Last week, as a result of the publicity given to the recent Gaines-Cooper case heard by the Special Commissioners, I started to look at residence, ordinary residence and domicile.
In connection with residence, I initially mentioned the 183 days and 90 days rules As well as residence, though, we also need to consider ordinary residence when looking at UK income tax and CGT.
An individual is ordinarily resident in the country in which he is normally resident, even though he may not be technically resident in that country in a particular tax year.
An individual is regarded as ordinarily resident in the UK if this is his normal place of residence. This, therefore, implies a degree of continuity.
The concept of ordinary residence is, for example, particularly important to individuals who are habitually resident in the UK year after year but who leave the UK for, say, a long holiday or for an otherwise extended period.
In such a case, even if the individual does not set foot in the UK during a tax year (and so will not be resident in that particular tax year), HM Revenue & Customs will treat them as ordinarily resident in the UK for that year.
In short, an individual will continue to be ordinarily resident in the UK unless they have gone abroad to take up permanent residence elsewhere. Permanent in this context is interpreted by HMRC to mean intended overseas residence of at least three tax years.
An individual who is resident in the UK under the 183 days rule will not automatically be ordinarily resident in the UK. However, an individual who is resident under the “over 90 days” average test will also, generally, be ordinarily resident unless they can prove otherwise.
By concession, HMRC considers that an individual who goes abroad with a fulltime contract of employment capable of lasting a complete tax year will normally be regarded as both non-resident and non-ordinarily resident from the day following departure.
The Gaines-Cooper case has, however, illustrated the potential danger in relying on the application of concessions and practices. We are reminded of this by “words of warning” incorporated into HMRC booklet IR20.
If a person leaves the UK for a purpose other than full-time employment abroad, they may be provisionally treated as not resident and not ordinarily resident if they can produce evidence of leaving the UK permanently (for example, selling their home in the UK and buying one abroad).
The provisional ruling will be confirmed when their absence has spanned a complete tax year. If evidence is not available at the start of the absence, they will provisionally be treated as remaining UK resident for a period of up to three years and, if their visits have averaged less than 91 days in a tax year, they will be treated as not resident and not ordinarily resident from the day after the date of departure.

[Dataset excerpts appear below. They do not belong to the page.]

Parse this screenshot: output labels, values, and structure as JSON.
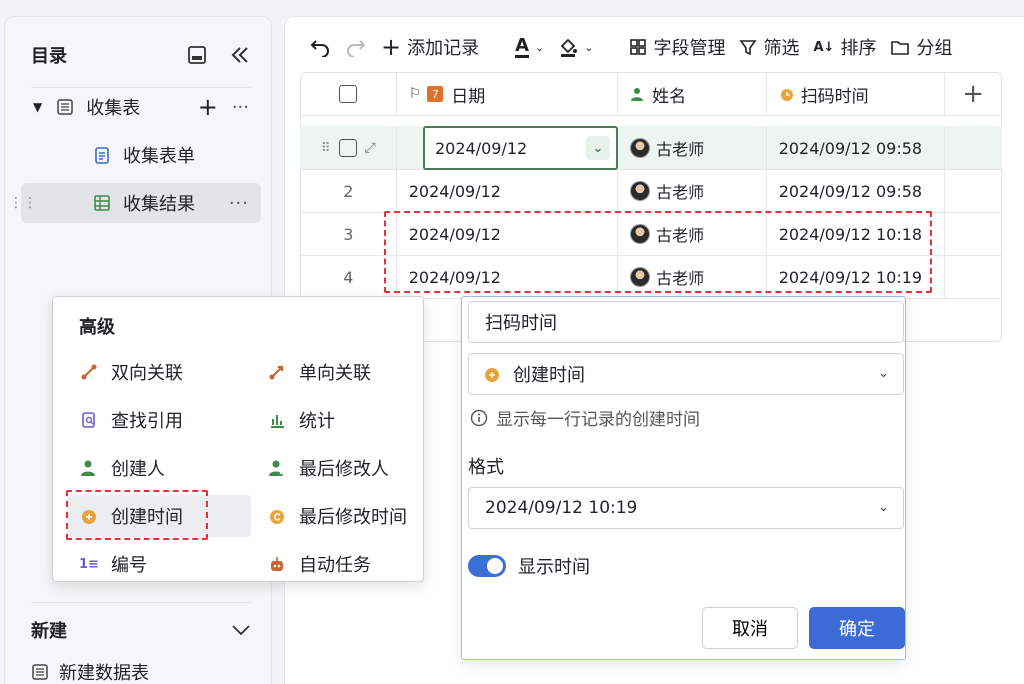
{
  "sidebar": {
    "title": "目录",
    "tree": [
      {
        "label": "收集表",
        "more": "···"
      },
      {
        "label": "收集表单"
      },
      {
        "label": "收集结果",
        "more": "···"
      }
    ],
    "new_section": "新建",
    "new_item": "新建数据表"
  },
  "toolbar": {
    "add_record": "添加记录",
    "font_glyph": "A",
    "field_manage": "字段管理",
    "filter": "筛选",
    "sort": "排序",
    "group": "分组"
  },
  "grid": {
    "headers": [
      "日期",
      "姓名",
      "扫码时间"
    ],
    "rows": [
      {
        "num": "",
        "date": "2024/09/12",
        "name": "古老师",
        "scan": "2024/09/12 09:58"
      },
      {
        "num": "2",
        "date": "2024/09/12",
        "name": "古老师",
        "scan": "2024/09/12 09:58"
      },
      {
        "num": "3",
        "date": "2024/09/12",
        "name": "古老师",
        "scan": "2024/09/12 10:18"
      },
      {
        "num": "4",
        "date": "2024/09/12",
        "name": "古老师",
        "scan": "2024/09/12 10:19"
      }
    ]
  },
  "menu": {
    "title": "高级",
    "items": [
      {
        "label": "双向关联",
        "icon": "link-two-way-icon"
      },
      {
        "label": "单向关联",
        "icon": "link-one-way-icon"
      },
      {
        "label": "查找引用",
        "icon": "lookup-icon"
      },
      {
        "label": "统计",
        "icon": "stats-icon"
      },
      {
        "label": "创建人",
        "icon": "creator-icon"
      },
      {
        "label": "最后修改人",
        "icon": "modifier-icon"
      },
      {
        "label": "创建时间",
        "icon": "created-time-icon"
      },
      {
        "label": "最后修改时间",
        "icon": "modified-time-icon"
      },
      {
        "label": "编号",
        "icon": "numbering-icon"
      },
      {
        "label": "自动任务",
        "icon": "auto-task-icon"
      }
    ]
  },
  "panel": {
    "field_name": "扫码时间",
    "field_type": "创建时间",
    "hint": "显示每一行记录的创建时间",
    "format_label": "格式",
    "format_value": "2024/09/12 10:19",
    "show_time_label": "显示时间",
    "cancel": "取消",
    "ok": "确定"
  },
  "colors": {
    "accent": "#3d6bd6",
    "highlight_dash": "#e0333b",
    "active_cell_border": "#4a7c59",
    "clock_icon": "#e8a33a"
  }
}
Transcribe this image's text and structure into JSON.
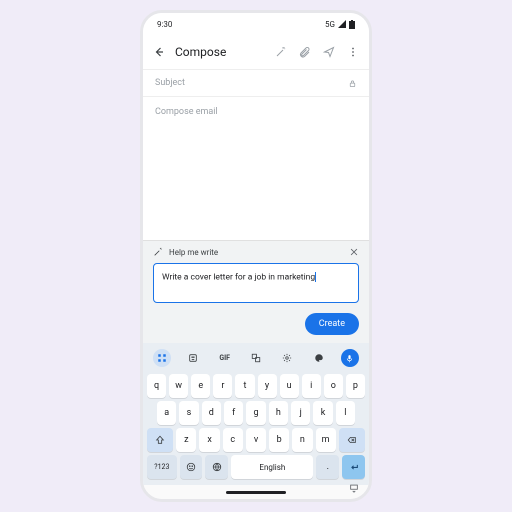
{
  "status": {
    "time": "9:30",
    "network": "5G"
  },
  "header": {
    "title": "Compose"
  },
  "compose": {
    "subject_placeholder": "Subject",
    "body_placeholder": "Compose email"
  },
  "help": {
    "title": "Help me write",
    "prompt_value": "Write a cover letter for a job in marketing",
    "create_label": "Create"
  },
  "keyboard": {
    "gif_label": "GIF",
    "row1": [
      "q",
      "w",
      "e",
      "r",
      "t",
      "y",
      "u",
      "i",
      "o",
      "p"
    ],
    "row2": [
      "a",
      "s",
      "d",
      "f",
      "g",
      "h",
      "j",
      "k",
      "l"
    ],
    "row3": [
      "z",
      "x",
      "c",
      "v",
      "b",
      "n",
      "m"
    ],
    "sym_label": "?123",
    "space_label": "English",
    "comma": ",",
    "period": "."
  }
}
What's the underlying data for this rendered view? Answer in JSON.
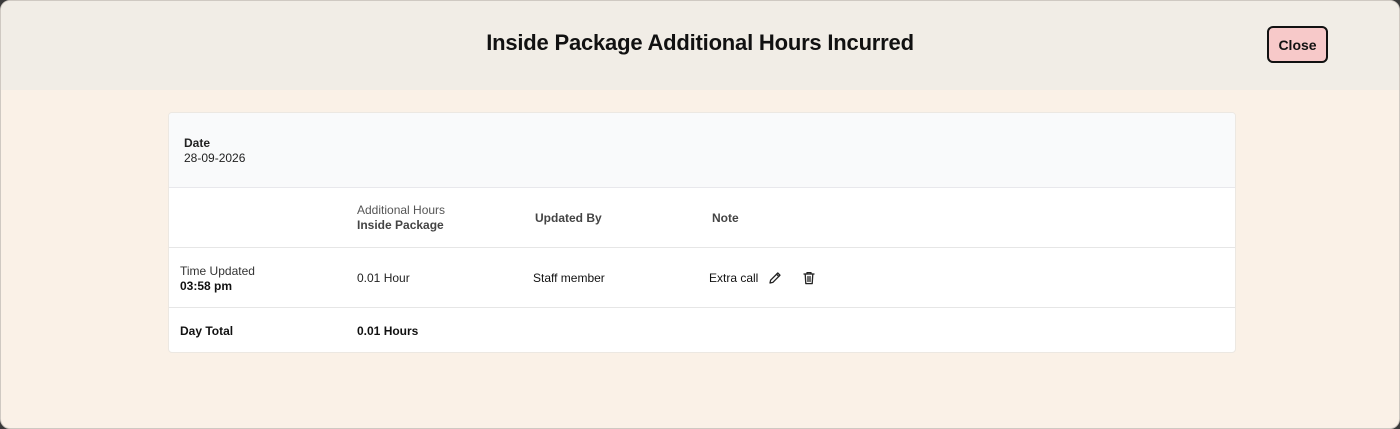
{
  "modal": {
    "title": "Inside Package Additional Hours Incurred",
    "close_label": "Close"
  },
  "date_section": {
    "label": "Date",
    "value": "28-09-2026"
  },
  "table": {
    "headers": {
      "hours_line1": "Additional Hours",
      "hours_line2": "Inside Package",
      "updated_by": "Updated By",
      "note": "Note"
    },
    "rows": [
      {
        "time_label": "Time Updated",
        "time_value": "03:58 pm",
        "hours": "0.01 Hour",
        "updated_by": "Staff member",
        "note": "Extra call"
      }
    ],
    "total": {
      "label": "Day Total",
      "value": "0.01 Hours"
    }
  },
  "icons": {
    "edit": "pencil-icon",
    "delete": "trash-icon"
  },
  "colors": {
    "header_bg": "#f1ede6",
    "body_bg": "#faf1e7",
    "close_button_bg": "#f7c9c9"
  }
}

If they have property in the UK available for their use, they will need to be able to show that retaining the property is consistent with their stated intention of living permanently abroad.
An individual who arrives in the UK intending to remain for three years or more or to live here permanently will also be considered ordinarily resident from the day of arrival. This treatment may be revised if the circumstances change and the UK stay was, in fact, short term. Those whose intended stay is less than three years would not initially be regarded as ordinarily resident. Someone who does not know how long they are going to stay will be regarded as ordinarily resident from the start of the tax year after that in which the third anniversary of his arrival falls or earlier if it becomes clear before then that they intend to stay on a long-term basis or if they remain in the UK and purchases accommodation in the UK or lease it for a period of three years or more.
While, as indicated above, residence is particularly relevant to income tax, both residence and ordinary residence are relevant for capital gains tax. If an individual ceases to be resident in the UK but is still treated as UK ordinarily resident, they will remain liable to UK capital gains tax in respect of gains made on disposal of his worldwide assets, whether or not gains on overseas assets are remitted to the UK (the remittance basis will apply if the individual is non-UK domiciled).
Only when they cease to be ordinarily resident as well as resident will they be outside the scope of UK CGT subject, of course, to the temporary non-residence rules.